The Union Left — Dangerous for Spend Management

Partisan politics aside, I think we can all agree that left wing politicians -- especially those who have filled their coffers with union donations -- are bad for Spend Management. For those Obama and Billary fanatics reading Spend Matters who take issue with my perspective, I would remind you all that I've strongly criticized the Bush administration's trade, sourcing and other policies in the past. Many times, in fact. But more important, proof of my current statement comes from Supply Chain Digest, which recently ran an article commenting on how the Democratic House was expecting to pass a bill that "would allow workers to organize as soon as a majority of employees sign a card in favor of a union." Why does this matter? "Because the 'card check' process is not private, critics say it will force employees not in favor of the union to sign the cards as a result of pressure from union organizing leaders and co-workers."

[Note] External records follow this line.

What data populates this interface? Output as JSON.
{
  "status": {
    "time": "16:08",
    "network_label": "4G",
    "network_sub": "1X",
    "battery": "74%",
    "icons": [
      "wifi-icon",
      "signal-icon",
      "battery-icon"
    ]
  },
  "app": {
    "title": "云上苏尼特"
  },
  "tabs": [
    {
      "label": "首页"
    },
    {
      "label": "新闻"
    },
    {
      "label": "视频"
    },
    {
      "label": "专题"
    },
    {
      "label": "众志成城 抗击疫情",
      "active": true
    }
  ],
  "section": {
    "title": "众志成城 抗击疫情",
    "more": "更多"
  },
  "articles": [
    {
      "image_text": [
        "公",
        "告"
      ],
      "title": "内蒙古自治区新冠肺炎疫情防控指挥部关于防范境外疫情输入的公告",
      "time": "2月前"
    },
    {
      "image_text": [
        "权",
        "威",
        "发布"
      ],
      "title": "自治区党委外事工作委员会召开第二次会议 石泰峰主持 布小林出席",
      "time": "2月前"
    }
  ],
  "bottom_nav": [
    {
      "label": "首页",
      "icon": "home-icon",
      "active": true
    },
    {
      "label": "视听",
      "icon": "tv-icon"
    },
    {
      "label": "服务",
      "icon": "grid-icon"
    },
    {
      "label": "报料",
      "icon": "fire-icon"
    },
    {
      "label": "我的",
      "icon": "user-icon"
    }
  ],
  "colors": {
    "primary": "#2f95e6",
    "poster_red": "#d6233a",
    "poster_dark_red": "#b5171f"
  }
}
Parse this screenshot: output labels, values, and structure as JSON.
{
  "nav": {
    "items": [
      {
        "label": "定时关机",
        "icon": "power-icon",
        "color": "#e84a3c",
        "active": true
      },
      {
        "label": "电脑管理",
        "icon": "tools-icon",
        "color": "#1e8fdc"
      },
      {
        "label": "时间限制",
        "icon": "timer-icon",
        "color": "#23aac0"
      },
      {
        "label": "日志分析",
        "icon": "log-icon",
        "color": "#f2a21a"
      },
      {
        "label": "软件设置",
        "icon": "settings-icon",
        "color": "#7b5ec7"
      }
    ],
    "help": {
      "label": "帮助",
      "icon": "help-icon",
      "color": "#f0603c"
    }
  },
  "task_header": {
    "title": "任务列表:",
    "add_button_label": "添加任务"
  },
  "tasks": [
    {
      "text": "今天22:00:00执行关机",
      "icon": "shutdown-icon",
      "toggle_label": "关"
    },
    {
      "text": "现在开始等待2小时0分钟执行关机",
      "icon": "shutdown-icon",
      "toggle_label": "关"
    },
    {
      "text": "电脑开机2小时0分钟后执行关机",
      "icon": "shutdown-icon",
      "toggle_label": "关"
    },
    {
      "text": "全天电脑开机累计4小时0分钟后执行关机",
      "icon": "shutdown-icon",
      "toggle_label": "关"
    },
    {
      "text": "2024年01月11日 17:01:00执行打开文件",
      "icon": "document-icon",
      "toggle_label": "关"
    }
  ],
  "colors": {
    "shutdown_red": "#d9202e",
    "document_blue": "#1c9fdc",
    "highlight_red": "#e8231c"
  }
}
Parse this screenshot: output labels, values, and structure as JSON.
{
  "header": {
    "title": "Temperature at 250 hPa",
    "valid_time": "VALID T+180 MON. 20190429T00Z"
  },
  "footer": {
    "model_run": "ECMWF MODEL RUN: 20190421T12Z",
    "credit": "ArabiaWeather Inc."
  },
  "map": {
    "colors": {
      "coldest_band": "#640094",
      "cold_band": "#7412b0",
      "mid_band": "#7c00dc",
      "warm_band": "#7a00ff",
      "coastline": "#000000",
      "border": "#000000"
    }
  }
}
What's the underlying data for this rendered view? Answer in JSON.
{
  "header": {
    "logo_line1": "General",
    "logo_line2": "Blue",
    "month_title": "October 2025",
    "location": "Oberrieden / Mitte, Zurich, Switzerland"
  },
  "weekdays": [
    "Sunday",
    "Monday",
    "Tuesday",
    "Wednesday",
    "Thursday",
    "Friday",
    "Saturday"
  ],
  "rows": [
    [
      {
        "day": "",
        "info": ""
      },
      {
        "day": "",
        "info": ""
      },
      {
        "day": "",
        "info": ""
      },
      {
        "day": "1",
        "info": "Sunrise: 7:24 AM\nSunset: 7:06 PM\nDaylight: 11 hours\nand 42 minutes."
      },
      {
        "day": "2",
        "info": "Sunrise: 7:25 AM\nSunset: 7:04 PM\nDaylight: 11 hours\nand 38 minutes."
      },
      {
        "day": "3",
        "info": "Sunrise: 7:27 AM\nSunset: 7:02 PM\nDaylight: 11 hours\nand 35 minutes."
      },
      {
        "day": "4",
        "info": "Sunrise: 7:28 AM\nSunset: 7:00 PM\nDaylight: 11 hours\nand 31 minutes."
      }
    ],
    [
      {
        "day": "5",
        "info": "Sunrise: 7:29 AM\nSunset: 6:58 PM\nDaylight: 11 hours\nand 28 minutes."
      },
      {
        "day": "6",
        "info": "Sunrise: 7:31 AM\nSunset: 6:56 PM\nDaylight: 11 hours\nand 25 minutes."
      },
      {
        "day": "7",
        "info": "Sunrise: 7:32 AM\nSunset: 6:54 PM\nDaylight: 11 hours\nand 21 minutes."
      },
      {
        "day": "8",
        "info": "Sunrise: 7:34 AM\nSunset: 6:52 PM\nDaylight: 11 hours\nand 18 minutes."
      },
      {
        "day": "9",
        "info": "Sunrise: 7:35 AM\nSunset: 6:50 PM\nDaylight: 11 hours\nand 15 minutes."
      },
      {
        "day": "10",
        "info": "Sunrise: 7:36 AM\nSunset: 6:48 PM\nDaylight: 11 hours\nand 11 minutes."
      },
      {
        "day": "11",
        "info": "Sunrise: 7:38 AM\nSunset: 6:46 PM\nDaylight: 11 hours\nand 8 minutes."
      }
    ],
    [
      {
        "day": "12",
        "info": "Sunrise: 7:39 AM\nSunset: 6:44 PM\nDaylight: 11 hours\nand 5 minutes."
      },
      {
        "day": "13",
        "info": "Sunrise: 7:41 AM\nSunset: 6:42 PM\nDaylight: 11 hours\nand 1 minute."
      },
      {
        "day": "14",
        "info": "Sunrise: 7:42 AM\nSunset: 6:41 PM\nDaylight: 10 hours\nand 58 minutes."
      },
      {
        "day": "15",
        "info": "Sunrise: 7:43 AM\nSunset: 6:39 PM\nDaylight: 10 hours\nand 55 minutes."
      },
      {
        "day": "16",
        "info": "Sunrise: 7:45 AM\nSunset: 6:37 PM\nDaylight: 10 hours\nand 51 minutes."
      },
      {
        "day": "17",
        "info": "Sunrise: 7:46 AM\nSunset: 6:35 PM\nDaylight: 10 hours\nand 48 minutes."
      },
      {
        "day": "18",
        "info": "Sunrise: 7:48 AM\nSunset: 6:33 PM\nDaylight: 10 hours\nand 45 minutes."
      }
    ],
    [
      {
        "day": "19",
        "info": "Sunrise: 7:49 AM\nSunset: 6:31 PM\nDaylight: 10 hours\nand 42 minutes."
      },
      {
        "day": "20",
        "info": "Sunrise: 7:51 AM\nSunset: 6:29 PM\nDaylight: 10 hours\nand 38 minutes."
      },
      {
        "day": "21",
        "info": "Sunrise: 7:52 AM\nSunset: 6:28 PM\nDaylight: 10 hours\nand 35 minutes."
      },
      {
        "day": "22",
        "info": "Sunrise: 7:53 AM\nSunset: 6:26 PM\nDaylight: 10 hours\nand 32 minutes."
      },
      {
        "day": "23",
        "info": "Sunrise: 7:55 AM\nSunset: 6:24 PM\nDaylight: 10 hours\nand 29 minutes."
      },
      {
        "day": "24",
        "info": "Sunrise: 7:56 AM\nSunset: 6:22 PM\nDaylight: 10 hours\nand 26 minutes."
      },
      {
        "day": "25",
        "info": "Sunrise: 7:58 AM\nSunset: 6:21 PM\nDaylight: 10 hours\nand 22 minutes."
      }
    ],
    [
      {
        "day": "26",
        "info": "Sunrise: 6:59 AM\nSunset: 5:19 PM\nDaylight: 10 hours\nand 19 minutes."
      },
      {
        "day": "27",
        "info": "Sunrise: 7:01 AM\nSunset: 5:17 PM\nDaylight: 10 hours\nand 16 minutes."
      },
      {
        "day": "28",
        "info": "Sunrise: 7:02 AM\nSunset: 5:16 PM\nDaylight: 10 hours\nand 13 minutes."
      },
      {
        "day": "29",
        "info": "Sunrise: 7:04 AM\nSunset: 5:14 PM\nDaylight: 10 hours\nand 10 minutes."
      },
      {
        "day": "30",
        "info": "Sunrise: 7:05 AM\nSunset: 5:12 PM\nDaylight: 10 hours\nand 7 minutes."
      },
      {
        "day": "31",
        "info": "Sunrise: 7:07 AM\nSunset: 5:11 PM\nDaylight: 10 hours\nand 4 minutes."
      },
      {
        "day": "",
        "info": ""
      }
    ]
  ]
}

Why is this dangerous for Spend Management? Union influence in manufacturing and services will not only drive up labor costs, but will restrict outsourcing and 'buy' options for companies currently looking at all of their sourcing possibilities. Need further proof at the nefarious nature of the bill? Consider how it is "strongly opposed by the National Association of Manufacturers, which says it will further erode the competitive capabilities of American manufacturers," according to Supply Chain Digest. SCDigest further opines that “there are special risks to companies running distribution centers -- still largely un-unionized -- from passage of such a bill, as even relatively small operations could be unionized almost over night."

Of course if socialist "I love you, you love me, let's all work for free" Barney nirvana is what we're after, we could always head down the path of France, whose left wing candidates are trying to "abolish a flexible work contract for small companies". In practice, this means, as I've written before, any manufacturer or services firm owner who is debating whether or not to make a new hire would essentially have to sign over the rights to their first-born should they choose to extend the job offer. Scary indeed, and further proof that Spend Management needs to get political when it comes to the union issue.